Sydney and Melbourne house values have fallen for a second consecutive month as high prices and inflation drive potential buyers out of the market and as population growth in the nation’s two largest cities slows to its lowest rate since the depths of the pandemic.
Figures released on Wednesday by Cotality show house values in Sydney fell by 0.3 per cent in March. In Melbourne they dropped by 0.6 per cent. Since the start of the year, house values have fallen by 0.6 per cent in Sydney and by 0.9 per cent in Melbourne.

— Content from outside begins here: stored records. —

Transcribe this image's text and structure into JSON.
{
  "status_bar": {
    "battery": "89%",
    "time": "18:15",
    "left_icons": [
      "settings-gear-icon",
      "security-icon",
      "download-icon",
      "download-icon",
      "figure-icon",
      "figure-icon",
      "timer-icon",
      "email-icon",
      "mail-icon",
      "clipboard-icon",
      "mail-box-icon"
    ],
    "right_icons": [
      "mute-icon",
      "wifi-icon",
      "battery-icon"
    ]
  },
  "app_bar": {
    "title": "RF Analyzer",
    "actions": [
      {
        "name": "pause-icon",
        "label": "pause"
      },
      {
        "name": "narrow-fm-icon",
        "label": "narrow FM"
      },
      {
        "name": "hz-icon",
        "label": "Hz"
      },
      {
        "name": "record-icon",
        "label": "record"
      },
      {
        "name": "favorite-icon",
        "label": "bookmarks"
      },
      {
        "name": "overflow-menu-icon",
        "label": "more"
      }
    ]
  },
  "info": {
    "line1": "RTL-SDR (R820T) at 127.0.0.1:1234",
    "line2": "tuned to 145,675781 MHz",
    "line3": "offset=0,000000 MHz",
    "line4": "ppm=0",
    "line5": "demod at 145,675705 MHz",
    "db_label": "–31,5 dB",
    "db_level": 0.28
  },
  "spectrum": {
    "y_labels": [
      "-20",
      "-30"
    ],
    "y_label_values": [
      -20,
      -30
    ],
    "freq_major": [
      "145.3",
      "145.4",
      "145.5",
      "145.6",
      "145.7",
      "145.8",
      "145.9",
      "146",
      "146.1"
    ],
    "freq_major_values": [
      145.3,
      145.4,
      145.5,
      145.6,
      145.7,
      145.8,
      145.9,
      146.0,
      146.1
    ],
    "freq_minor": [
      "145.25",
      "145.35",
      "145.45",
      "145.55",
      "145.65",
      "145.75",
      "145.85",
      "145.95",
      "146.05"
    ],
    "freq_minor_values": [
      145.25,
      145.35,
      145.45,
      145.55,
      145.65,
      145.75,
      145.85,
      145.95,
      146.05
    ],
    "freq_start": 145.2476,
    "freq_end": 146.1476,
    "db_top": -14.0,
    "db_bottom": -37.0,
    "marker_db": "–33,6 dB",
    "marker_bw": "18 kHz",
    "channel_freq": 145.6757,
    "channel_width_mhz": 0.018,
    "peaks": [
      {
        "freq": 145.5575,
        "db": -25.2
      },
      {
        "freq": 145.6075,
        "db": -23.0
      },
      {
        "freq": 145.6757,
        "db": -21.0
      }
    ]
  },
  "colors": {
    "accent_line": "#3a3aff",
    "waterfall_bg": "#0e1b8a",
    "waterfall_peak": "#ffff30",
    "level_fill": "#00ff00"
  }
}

Annual price growth in the nation’s two largest property markets has eased to 5.3 per cent in Sydney and 4 per cent in Melbourne.
Cotality research director Tim Lawless said a combination of factors was at play in the two cities, including the run-up in prices over recent months, which had made homes unaffordable for a growing number of potential buyers.
“The softer trend in values coincides with falling auction clearance rates and a pick-up in advertised supply, providing buyers with more choice and less urgency at the negotiation table,” he said.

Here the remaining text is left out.